Europeans did this in Australia, New Zealand, Canada and the United States with great success. They continue to supply arms to Indonesia, despite knowing the arms will be used against the Papuans.
International organisations such as the UN, PIF, and ACP fail to challenge Western-backed Indonesia's pernicious logic of annihilating the Papuan people through the system of ‘settler colonialism’.
Both West Papua and Papua are not simply provinces of Indonesia but an Indonesian settler colony. Viewing West Papua through the lens of a settler colony helps to better understand the activities conducted in region, as Indonesia attempt to assimilate, reduce, remove, and eliminate the original inhabitants so that new settlers can occupy vacated lands.

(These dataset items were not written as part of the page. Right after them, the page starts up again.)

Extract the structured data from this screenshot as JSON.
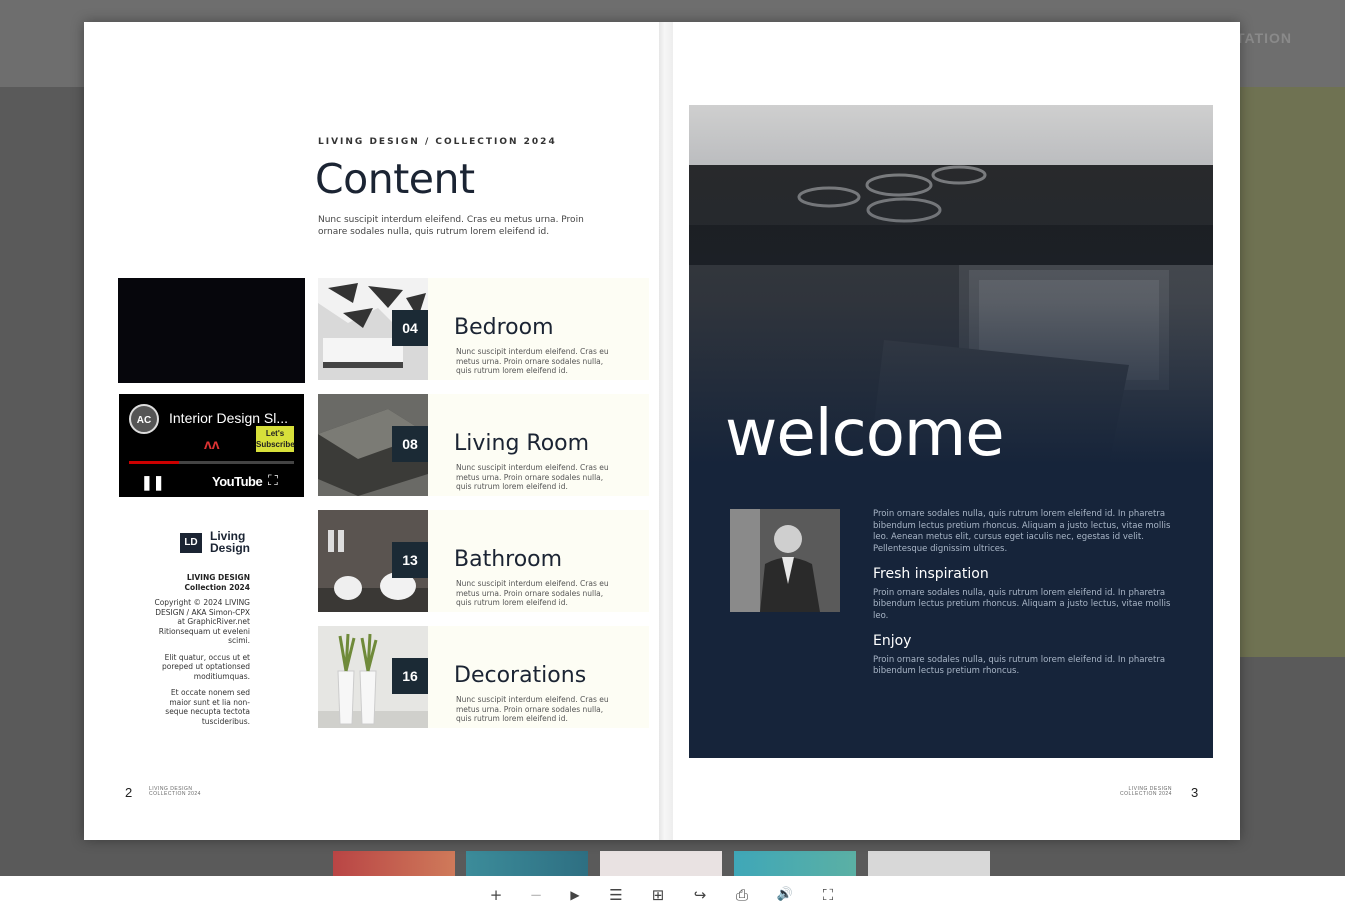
{
  "background": {
    "nav_text": "TATION"
  },
  "left_page": {
    "eyebrow": "LIVING DESIGN / COLLECTION 2024",
    "title": "Content",
    "intro": "Nunc suscipit interdum eleifend. Cras eu metus urna. Proin ornare sodales nulla, quis rutrum lorem eleifend id.",
    "video": {
      "channel_badge": "AC",
      "title": "Interior Design Sl...",
      "subscribe_label": "Let's Subscribe",
      "logo": "YouTube",
      "progress": 0.3
    },
    "brand": {
      "mark": "LD",
      "name_line1": "Living",
      "name_line2": "Design"
    },
    "colophon": {
      "head_line1": "LIVING DESIGN",
      "head_line2": "Collection 2024",
      "p1": "Copyright © 2024 LIVING DESIGN / AKA Simon-CPX at GraphicRiver.net Ritionsequam ut eveleni scimi.",
      "p2": "Elit quatur, occus ut et poreped ut optationsed moditiumquas.",
      "p3": "Et occate nonem sed maior sunt et lia non-seque necupta tectota tuscideribus."
    },
    "page_number": "2",
    "folio_line1": "LIVING DESIGN",
    "folio_line2": "COLLECTION 2024",
    "entries": [
      {
        "num": "04",
        "title": "Bedroom",
        "desc": "Nunc suscipit interdum eleifend. Cras eu metus urna. Proin ornare sodales nulla, quis rutrum lorem eleifend id."
      },
      {
        "num": "08",
        "title": "Living Room",
        "desc": "Nunc suscipit interdum eleifend. Cras eu metus urna. Proin ornare sodales nulla, quis rutrum lorem eleifend id."
      },
      {
        "num": "13",
        "title": "Bathroom",
        "desc": "Nunc suscipit interdum eleifend. Cras eu metus urna. Proin ornare sodales nulla, quis rutrum lorem eleifend id."
      },
      {
        "num": "16",
        "title": "Decorations",
        "desc": "Nunc suscipit interdum eleifend. Cras eu metus urna. Proin ornare sodales nulla, quis rutrum lorem eleifend id."
      }
    ]
  },
  "right_page": {
    "welcome": "welcome",
    "intro": "Proin ornare sodales nulla, quis rutrum lorem eleifend id. In pharetra bibendum lectus pretium rhoncus. Aliquam a justo lectus, vitae mollis leo. Aenean metus elit, cursus eget iaculis nec, egestas id velit. Pellentesque dignissim ultrices.",
    "h1": "Fresh inspiration",
    "p1": "Proin ornare sodales nulla, quis rutrum lorem eleifend id. In pharetra bibendum lectus pretium rhoncus. Aliquam a justo lectus, vitae mollis leo.",
    "h2": "Enjoy",
    "p2": "Proin ornare sodales nulla, quis rutrum lorem eleifend id. In pharetra bibendum lectus pretium rhoncus.",
    "page_number": "3",
    "folio_line1": "LIVING DESIGN",
    "folio_line2": "COLLECTION 2024"
  },
  "toolbar": {
    "zoom_in": "+",
    "zoom_out": "−",
    "play": "▶",
    "toc": "☰",
    "thumbnails": "⊞",
    "share": "↪",
    "print": "⎙",
    "sound": "🔊",
    "fullscreen": "⛶"
  },
  "colors": {
    "navy": "#16243a",
    "accent_bg": "#6f7252",
    "entry_bg": "#fdfdf4"
  }
}
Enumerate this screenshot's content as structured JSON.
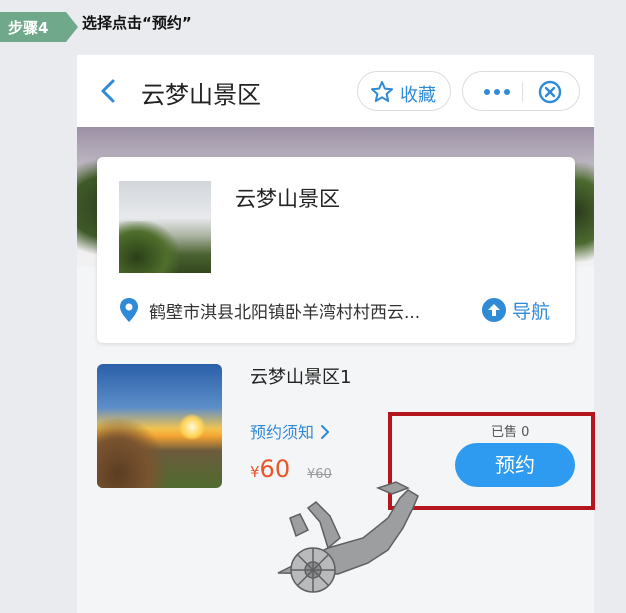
{
  "step": {
    "badge": "步骤4",
    "instruction": "选择点击“预约”"
  },
  "app": {
    "title": "云梦山景区",
    "favorite_label": "收藏",
    "icons": [
      "back-arrow-icon",
      "star-icon",
      "more-icon",
      "close-circle-icon",
      "location-pin-icon",
      "navigation-arrow-icon"
    ]
  },
  "scenic_card": {
    "name": "云梦山景区",
    "address": "鹤壁市淇县北阳镇卧羊湾村村西云...",
    "navigate_label": "导航"
  },
  "product": {
    "name": "云梦山景区1",
    "notice_label": "预约须知",
    "currency": "¥",
    "price": "60",
    "original_price": "¥60",
    "sold": "已售 0",
    "book_label": "预约"
  },
  "colors": {
    "accent": "#2f8ad8",
    "button": "#2f9bf0",
    "price": "#e8542b",
    "highlight": "#b5161e",
    "step_badge": "#6fa88a"
  }
}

Without real action, the written resolutions and human rights rhetoric at UN forums are nothing more than funeral letters or platitudes intended to comfort the dying and entertain the perpetrators.
Despite this continuing tragedy, the will to live continues to ignite the flames of hope and freedom despite the clutches of despair.
That will to live is strengthened each time West Papua is mentioned at the United Nations as Papuans are motivated to wait for the next train which never arrives.
Marape's UN speech assigned only 30 seconds to West Papua. Nevertheless, those 30 seconds were appreciated and prompted the Free West Papua Campaign to say "those 30 seconds are highly valued, appreciated and respected because every second counts to prevent another Papuan death accompanied by another loss of land.”
In the end "only God knows the 30 seconds" declared the Free West Papua Campaign groups. Both God and 30 seconds symbolised impossibilities of great magnitude and triviality.
Perhaps a courageous human agent like James Marape can turn these impossibilities into possibilities to determine the fate of dying humanity and biodiversity in the land of Papua.